Já existiam centenas de biografias sobre os Beatles. Por que um novo livro sobre Lennon?
A minha mulher, que é escritora e produtora de TV, foi a primeira a sugerir que eu escrevesse a biografia de John Lennon. Embora centenas de livros tivessem sido publicados sobre os Beatles e sobre aspectos específicos de John Lennon, havia apenas duas biografias sólidas sobre ele, e ambas datavam da década de 1980. John merecia um monumento literário, não só como músico, mas também como escritor, poeta, ativista da paz - uma grande figura da cultura do século XX. John foi tanto um gênio musical como um ser humano inesquecível. Ao redor do mundo, ele é hoje considerado quase um santo secular - o que teria arrancado dele um rude gracejo.

Como é a relação de um biógrafo com um personagem morto? Você chegou a conhecer John Lennon quando ele era vivo?
Sim, eu o conheci ligeiramente: nós nos encontramos no início da minha carreira como jornalista, em 1965, naquela que seria a última turnê dos Beatles no Reino Unido. Nos vimos novamente em 1969, no começo da relação dele com a Yoko, iniciada no ano anterior. Eles estavam então mergulhados na campanha pela paz e eu, trabalhando para o Sunday Times, de Londres, escrevia sobre a empresa dos Beatles, a Apple. Aquele era justamente o momento certo para estar perto da banda: vi o grupo se dissolver embaixo do meu nariz. Mas a pesquisa para esse livro me aproximou de verdade de John. Eu convivi por anos com um personagem que era frequentemente arisco, até cruel e impiedoso, mas ao mesmo tempo gentil e cuidadoso, compassivo e romântico. Durante o trabalho, eu até sonhei com ele: eu era jovem jornalista, tanto nervoso quanto cativado por seu humor e por sua paciência. Eu não me desapontei ao me aproximar de John nesses anos, porque ele esteve sempre me surpreendendo. Eu sinto falta dele o tempo todo.

Você dedicou cerca de 150 páginas à infância e adolescência de Lennon.

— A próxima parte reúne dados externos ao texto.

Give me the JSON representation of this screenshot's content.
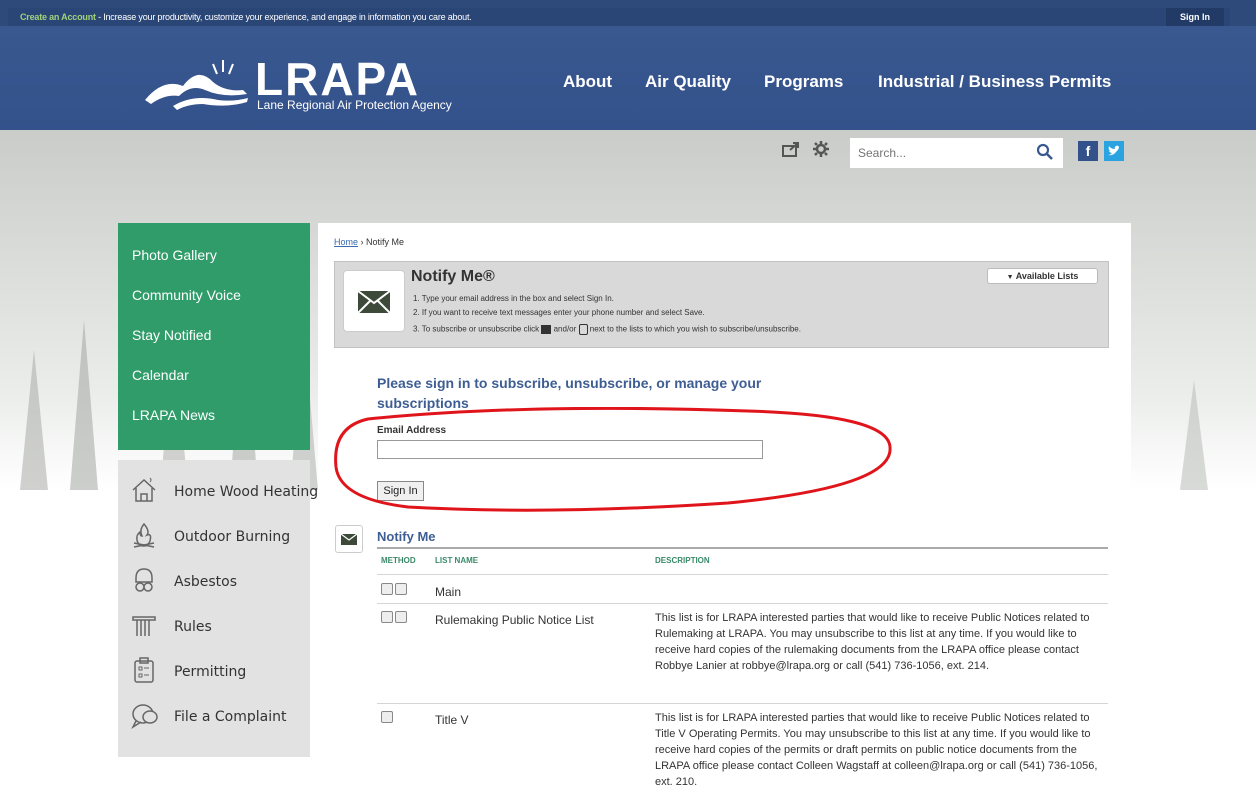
{
  "topbar": {
    "create_account": "Create an Account",
    "tagline": " - Increase your productivity, customize your experience, and engage in information you care about.",
    "sign_in": "Sign In"
  },
  "header": {
    "logo_text": "LRAPA",
    "logo_subtitle": "Lane Regional Air Protection Agency",
    "nav": [
      "About",
      "Air Quality",
      "Programs",
      "Industrial / Business Permits"
    ]
  },
  "search": {
    "placeholder": "Search..."
  },
  "social": {
    "facebook": "f",
    "twitter": "t"
  },
  "sidebar": {
    "primary": [
      "Photo Gallery",
      "Community Voice",
      "Stay Notified",
      "Calendar",
      "LRAPA News"
    ],
    "secondary": [
      {
        "label": "Home Wood Heating",
        "icon": "house-icon"
      },
      {
        "label": "Outdoor Burning",
        "icon": "fire-icon"
      },
      {
        "label": "Asbestos",
        "icon": "mask-icon"
      },
      {
        "label": "Rules",
        "icon": "column-icon"
      },
      {
        "label": "Permitting",
        "icon": "clipboard-icon"
      },
      {
        "label": "File a Complaint",
        "icon": "speech-icon"
      }
    ]
  },
  "breadcrumb": {
    "home": "Home",
    "sep": " › ",
    "current": "Notify Me"
  },
  "notify_box": {
    "title": "Notify Me®",
    "step1": "1. Type your email address in the box and select Sign In.",
    "step2": "2. If you want to receive text messages enter your phone number and select Save.",
    "step3a": "3. To subscribe or unsubscribe click",
    "step3b": "and/or",
    "step3c": "next to the lists to which you wish to subscribe/unsubscribe.",
    "available_lists": "Available Lists"
  },
  "signin_form": {
    "heading": "Please sign in to subscribe, unsubscribe, or manage your subscriptions",
    "email_label": "Email Address",
    "email_value": "",
    "button": "Sign In"
  },
  "list": {
    "title": "Notify Me",
    "columns": [
      "METHOD",
      "LIST NAME",
      "DESCRIPTION"
    ],
    "rows": [
      {
        "name": "Main",
        "description": ""
      },
      {
        "name": "Rulemaking Public Notice List",
        "description": "This list is for LRAPA interested parties that would like to receive Public Notices related to Rulemaking at LRAPA. You may unsubscribe to this list at any time. If you would like to receive hard copies of the rulemaking documents from the LRAPA office please contact Robbye Lanier at robbye@lrapa.org or call (541) 736-1056, ext. 214."
      },
      {
        "name": "Title V",
        "description": "This list is for LRAPA interested parties that would like to receive Public Notices related to Title V Operating Permits. You may unsubscribe to this list at any time. If you would like to receive hard copies of the permits or draft permits on public notice documents from the LRAPA office please contact Colleen Wagstaff at colleen@lrapa.org or call (541) 736-1056, ext. 210."
      }
    ]
  },
  "colors": {
    "header_blue": "#33518a",
    "sidebar_green": "#2f9c6a",
    "heading_blue": "#3e5e93",
    "annotation_red": "#e0151b"
  }
}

Foi um período crucial para entender quem ele foi?
A infância de John teve uma importância enorme, porque deu a ele a sensação de não ter sido desejado por seus pais, muito embora a criação que teve por parte de sua tia Mimi - que o assumiu como responsabilidade sua - tenha sido por diversas razões feliz e segura. Eu queria que o leitor vivesse esses anos junto com ele, um período de dor que [o terapeuta] Arthur Janov o fez acessar e liberar, em 1970. Mas quase metade do livro trata da vida de John após o encontro com Yoko. Ela foi, sem dúvida, a companheira de sua alma. Foi ela quem lhe deu o ímpeto de deixar os Beatles e se tornar o artista que ele queria ser. Mas, criativamente falando, seu trabalho com os Beatles será sempre superior a tudo.

Lennon decidiu oficializar a relação com Yoko Ono ao saber do casamento de Paul e Linda McCartney. E transformou a sua lua-de-mel em um evento multimídia, falando a jornalistas da cama que dividiu com Yoko por uma semana. Você acha que ele agiu movido por aquele sentimento de competição que surgia entre os Beatles ou estava seriamente envolvido com o movimento pela paz?
John foi sério em tudo o que fez - mesmo que o compromisso com as causas que abraçava às vezes durasse pouco. Para mim, não há dúvida de que ele foi uma pessoa profundamente humanitária, mas foi Yoko quem lhe forneceu o foco e a coragem para tomar as posições que tomou a partir de 1968.